Wachsendes Risiko für Mütter und Babys ohne bessere Versorgung bei Typ-2-Diabetes

Forschende aus Großbritannien und Irland fordern dringende Maßnahmen zur Verbesserung der Versorgung von Frauen mit früh einsetzendem Typ-2-Diabetes vor, während und nach der Schwangerschaft. (Symbolbild: © nataliaderiabina/stock.adobe.com)

Forschende aus Großbritannien und Irland fordern dringende Maßnahmen zur Verbesserung der Versorgung von Frauen mit früh einsetzendem Typ-2-Diabetes vor, während und nach der Schwangerschaft, um dem wachsenden Risiko für Mütter und Babys entgegenzuwirken.

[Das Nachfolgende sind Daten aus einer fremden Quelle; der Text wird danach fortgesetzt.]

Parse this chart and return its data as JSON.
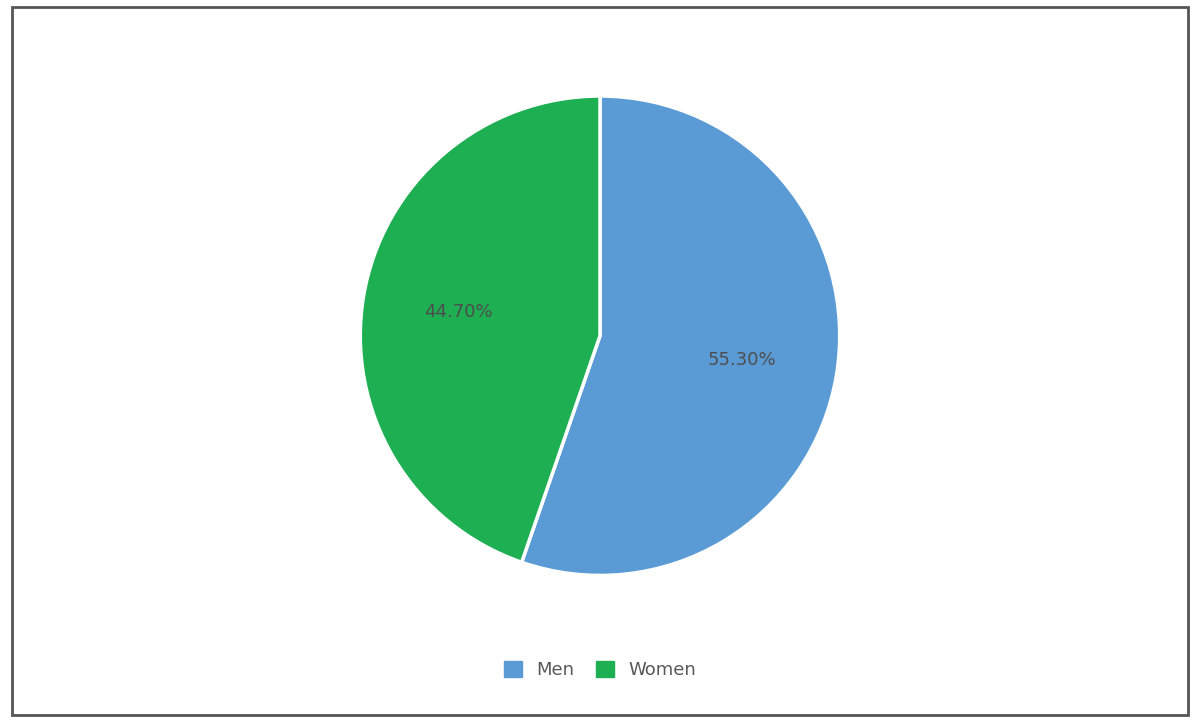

Der Aufruf folgt einer neuen Konsenserklärung, die von einer Expertengruppe aus Klinikern und Forschern aus Großbritannien und Irland erarbeitet wurde. Die Erklärung benennt kritische Wissenslücken und klare Prioritäten für zukünftige Forschung, um Frauen und ihre Babys besser zu unterstützen.

Dr. Sara White, Oberärztin für Frauengesundheit und Diabetes am King’s College London, erklärt: „Typ-2-Diabetes bei Frauen im gebärfähigen Alter nimmt zu, doch die Evidenz für eine sichere und wirksame Betreuung während der Schwangerschaft ist begrenzt. Aus der Erfahrung von Klinikern und Frauen mit Diabetes wissen wir, dass eine Diagnose von Typ-2-Diabetes in jungen Jahren das Risiko schwerwiegender Komplikationen während der Schwangerschaft sowie langfristiger Gesundheitsprobleme für Mutter und Kind erhöht. Dennoch konzentrierte sich die Forschung bisher hauptsächlich auf die Blutzuckereinstellung während der Schwangerschaft. Weitaus weniger Aufmerksamkeit wurde der Vorbereitung von Frauen auf die Schwangerschaft, der Unterstützung nach der Geburt und dem Verständnis der umfassenderen sozialen Faktoren, die die Gesundheitsergebnisse beeinflussen, gewidmet.“

Die kürzlich in der Fachzeitschrift „Diabetic Medicine“ veröffentlichte Konsensuserklärung fasst die Ergebnisse dreier umfangreicher systematischer Übersichtsarbeiten sowie die Diskussionen von Experten und Publikum auf der Jahrestagung von Diabetes UK im Jahr 2025 zusammen. Sie unterstreicht die dringende Notwendigkeit, die Konzeption und Durchführung der Versorgung dieser Frauengruppe zu überdenken.

Ungedeckte Bedürfnisse bei früh einsetzendem Typ-2-Diabetes

Claire Meek, Professorin für Chemische Pathologie und Diabetes in der Schwangerschaft an der University of Leicester, erklärte, der Mangel an Evidenz führe dazu, dass sowohl Frauen als auch Ärzte während der Schwangerschaft unzureichend unterstützt würden. Sie sagte: „Frauen mit früh einsetzendem Typ-2-Diabetes haben oft schon in jungen Jahren komplexe gesundheitliche Bedürfnisse, doch die bestehenden Systeme sind nicht auf diese Realität ausgelegt. Wir brauchen eine koordinierte, evidenzbasierte Versorgung, die vor der Schwangerschaft beginnt, nach der Geburt fortgesetzt wird und die vielfältigen sozialen und kulturellen Barrieren berücksichtigt, mit denen viele Frauen konfrontiert sind.“

Die Gruppe benennt mehrere Prioritätsbereiche, in denen Forschung und Veränderungen im Gesundheitswesen unmittelbare Wirkung zeigen könnten. Dazu gehören ein verbesserter Zugang zur präkonzeptionellen Beratung, die Förderung eines gesunden Gewichts vor, während und nach der Schwangerschaft sowie eine optimierte Nachsorge nach der Geburt, um langfristige Risiken wie Herz-Kreislauf-Erkrankungen zu reduzieren. Die Erklärung betont außerdem, wie wichtig es sei, Ungleichheiten im Zusammenhang mit sozialer Benachteiligung, ethnischer Zugehörigkeit, Sprachbarrieren und eingeschränktem Zugang zur Gesundheitsversorgung anzugehen.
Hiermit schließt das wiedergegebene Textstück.